= Victoria DeFrancesco Soto =

American political scientist and academic administrator

Victoria Maria DeFrancesco Soto (born 1978) is an American political scientist and academic administrator. She is dean of the Clinton School of Public Service at the University of Arkansas. She became the first Latina woman to occupy the position of Dean in a presidential institution. She was previously the assistant dean for civic engagement and a senior lecturer at the Lyndon B. Johnson School of Public Affairs. In July 2025, Victoria Maria DeFrancesco Soto joined the Board of Trustees at the Kaiser Family Foundation (KFF).

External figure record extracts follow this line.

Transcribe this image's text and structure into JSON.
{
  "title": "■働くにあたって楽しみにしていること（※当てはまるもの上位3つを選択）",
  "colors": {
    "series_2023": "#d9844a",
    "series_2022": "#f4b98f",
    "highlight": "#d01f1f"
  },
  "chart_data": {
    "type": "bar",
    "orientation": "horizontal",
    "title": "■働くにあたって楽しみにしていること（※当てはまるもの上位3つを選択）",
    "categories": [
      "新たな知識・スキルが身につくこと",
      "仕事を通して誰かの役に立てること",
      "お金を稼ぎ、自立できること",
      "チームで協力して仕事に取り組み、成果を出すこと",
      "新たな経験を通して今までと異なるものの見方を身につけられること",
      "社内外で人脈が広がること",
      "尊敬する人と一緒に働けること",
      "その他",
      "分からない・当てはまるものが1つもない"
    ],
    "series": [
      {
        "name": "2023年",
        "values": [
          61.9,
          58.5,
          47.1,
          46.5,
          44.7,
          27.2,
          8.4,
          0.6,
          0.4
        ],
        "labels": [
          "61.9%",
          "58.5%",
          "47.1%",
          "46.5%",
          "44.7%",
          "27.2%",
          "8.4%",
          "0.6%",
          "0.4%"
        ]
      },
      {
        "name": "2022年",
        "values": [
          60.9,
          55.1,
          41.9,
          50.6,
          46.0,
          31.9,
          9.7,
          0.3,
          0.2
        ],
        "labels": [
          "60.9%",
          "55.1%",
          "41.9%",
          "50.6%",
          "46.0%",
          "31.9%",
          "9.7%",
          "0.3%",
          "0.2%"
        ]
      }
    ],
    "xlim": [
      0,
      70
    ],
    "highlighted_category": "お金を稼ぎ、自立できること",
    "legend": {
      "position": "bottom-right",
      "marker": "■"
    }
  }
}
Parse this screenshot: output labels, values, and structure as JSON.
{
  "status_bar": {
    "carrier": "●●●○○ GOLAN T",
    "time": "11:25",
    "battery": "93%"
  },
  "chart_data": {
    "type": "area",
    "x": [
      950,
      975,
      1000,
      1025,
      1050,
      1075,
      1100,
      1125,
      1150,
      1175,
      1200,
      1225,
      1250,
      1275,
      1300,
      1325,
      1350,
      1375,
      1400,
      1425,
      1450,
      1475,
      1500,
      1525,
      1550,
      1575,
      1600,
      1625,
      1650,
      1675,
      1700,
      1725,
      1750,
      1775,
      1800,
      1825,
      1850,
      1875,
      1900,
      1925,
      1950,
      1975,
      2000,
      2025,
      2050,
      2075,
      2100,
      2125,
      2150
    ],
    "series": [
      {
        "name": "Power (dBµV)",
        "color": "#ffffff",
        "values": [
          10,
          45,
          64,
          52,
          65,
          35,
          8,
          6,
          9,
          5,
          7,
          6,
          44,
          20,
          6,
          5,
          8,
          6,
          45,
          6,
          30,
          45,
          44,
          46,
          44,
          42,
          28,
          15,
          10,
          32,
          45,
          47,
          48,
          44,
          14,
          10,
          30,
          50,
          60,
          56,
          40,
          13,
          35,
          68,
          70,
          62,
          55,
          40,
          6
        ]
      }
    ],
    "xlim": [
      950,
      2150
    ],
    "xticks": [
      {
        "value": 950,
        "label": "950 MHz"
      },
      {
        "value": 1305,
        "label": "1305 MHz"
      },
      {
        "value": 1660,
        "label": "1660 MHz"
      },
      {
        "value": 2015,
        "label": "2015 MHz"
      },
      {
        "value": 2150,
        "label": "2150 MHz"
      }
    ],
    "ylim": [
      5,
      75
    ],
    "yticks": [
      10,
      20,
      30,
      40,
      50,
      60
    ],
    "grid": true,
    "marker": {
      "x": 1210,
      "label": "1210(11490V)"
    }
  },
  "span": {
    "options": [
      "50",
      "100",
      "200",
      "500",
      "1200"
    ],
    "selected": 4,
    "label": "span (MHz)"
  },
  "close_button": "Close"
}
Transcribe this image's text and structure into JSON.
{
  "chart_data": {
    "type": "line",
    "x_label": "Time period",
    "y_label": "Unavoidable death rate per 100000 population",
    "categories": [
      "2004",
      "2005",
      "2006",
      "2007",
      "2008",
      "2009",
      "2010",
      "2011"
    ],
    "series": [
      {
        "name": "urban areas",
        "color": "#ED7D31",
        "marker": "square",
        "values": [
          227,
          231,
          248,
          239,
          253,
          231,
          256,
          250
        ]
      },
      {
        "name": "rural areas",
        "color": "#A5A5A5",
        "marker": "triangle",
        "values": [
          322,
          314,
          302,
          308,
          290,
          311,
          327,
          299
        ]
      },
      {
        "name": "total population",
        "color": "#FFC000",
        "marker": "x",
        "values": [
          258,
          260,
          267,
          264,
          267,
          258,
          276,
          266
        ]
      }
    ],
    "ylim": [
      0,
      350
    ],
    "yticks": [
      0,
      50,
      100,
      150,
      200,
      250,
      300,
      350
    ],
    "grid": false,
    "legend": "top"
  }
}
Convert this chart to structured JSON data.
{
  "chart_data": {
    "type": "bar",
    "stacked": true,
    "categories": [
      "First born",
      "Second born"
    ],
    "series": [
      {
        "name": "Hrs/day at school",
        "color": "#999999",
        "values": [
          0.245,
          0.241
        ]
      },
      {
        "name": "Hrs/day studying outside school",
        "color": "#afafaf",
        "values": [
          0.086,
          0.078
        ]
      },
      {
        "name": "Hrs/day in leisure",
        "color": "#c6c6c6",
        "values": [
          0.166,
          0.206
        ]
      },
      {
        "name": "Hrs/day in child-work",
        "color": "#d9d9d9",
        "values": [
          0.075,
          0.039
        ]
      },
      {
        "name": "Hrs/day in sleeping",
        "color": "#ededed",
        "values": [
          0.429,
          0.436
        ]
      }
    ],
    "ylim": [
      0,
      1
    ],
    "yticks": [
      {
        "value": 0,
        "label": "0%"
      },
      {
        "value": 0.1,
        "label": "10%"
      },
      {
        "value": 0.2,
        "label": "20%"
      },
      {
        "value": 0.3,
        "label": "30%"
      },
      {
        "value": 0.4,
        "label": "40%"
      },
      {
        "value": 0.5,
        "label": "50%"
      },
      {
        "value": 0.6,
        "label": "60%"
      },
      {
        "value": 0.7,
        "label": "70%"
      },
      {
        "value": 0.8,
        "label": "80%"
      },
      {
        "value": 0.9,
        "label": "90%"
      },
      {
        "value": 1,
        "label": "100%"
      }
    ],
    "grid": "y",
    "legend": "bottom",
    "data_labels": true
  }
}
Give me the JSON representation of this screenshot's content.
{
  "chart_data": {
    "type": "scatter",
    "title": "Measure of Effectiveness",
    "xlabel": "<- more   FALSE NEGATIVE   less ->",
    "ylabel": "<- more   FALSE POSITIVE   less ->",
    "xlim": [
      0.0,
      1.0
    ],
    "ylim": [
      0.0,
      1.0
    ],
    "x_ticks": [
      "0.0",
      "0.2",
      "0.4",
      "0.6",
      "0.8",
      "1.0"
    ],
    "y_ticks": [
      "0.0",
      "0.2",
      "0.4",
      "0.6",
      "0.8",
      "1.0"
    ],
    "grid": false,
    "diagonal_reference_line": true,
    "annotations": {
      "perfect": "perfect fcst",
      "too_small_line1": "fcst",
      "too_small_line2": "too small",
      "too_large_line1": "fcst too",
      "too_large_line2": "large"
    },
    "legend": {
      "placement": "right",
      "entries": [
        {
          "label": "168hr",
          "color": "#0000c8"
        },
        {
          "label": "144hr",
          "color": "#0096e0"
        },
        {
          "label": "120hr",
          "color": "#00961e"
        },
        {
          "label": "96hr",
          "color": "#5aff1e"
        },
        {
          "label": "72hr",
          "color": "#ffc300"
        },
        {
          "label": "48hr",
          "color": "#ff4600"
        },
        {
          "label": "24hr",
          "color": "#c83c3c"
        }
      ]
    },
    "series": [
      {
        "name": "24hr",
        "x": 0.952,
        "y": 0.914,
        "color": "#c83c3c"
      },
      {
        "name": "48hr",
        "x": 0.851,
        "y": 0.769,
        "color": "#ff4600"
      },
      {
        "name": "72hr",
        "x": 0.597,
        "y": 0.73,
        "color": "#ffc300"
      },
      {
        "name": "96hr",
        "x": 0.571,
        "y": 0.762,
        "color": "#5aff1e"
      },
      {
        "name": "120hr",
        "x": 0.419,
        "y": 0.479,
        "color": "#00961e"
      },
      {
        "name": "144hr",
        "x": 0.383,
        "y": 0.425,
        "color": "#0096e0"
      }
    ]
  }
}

She researches immigration, women and politics, political psychology, and campaigns and elections.

== Early life ==
DeFrancesco Soto was born to Victoria and Joseph DeFrancesco in Southern Arizona. Her mother is from Sonora. She is of Italian, Jewish, and Mexican descent.

== Education ==
She completed a bachelor's degree in political science and Latin American studies at the University of Arizona. She earned a master's and, with the guidance of Dr. John Aldrich and Dr. Paula D. McClain as her doctoral advisors, earned her Ph.D. in political science from the Graduate School of Duke University. Her 2007 dissertation was titled, Do Latinos Party All the Time? The Role of Shared Ethnic Group Identity on Political.

== Career ==
In 2007, she moved to Chicago to work as an assistant professor at Northwestern University until 2011. In 2013, she was a lecturer of Mexican American and Latino/a Studies at the University of Texas at Austin. During her time at the University of Texas at Austin, she held various positions such as Director of Outreach, Director of Office of Civic Engagement and Assistant Dean & Chief Diversity Officer.

DeFrancesco Soto is the first Latina dean of the Clinton School of Public Service.

DeFrancesco Soto has been a contributor and analyst for news outlets including CNN, Telemundo, NBCNews, Fox, HBO, and Univision. Her work involves social science research.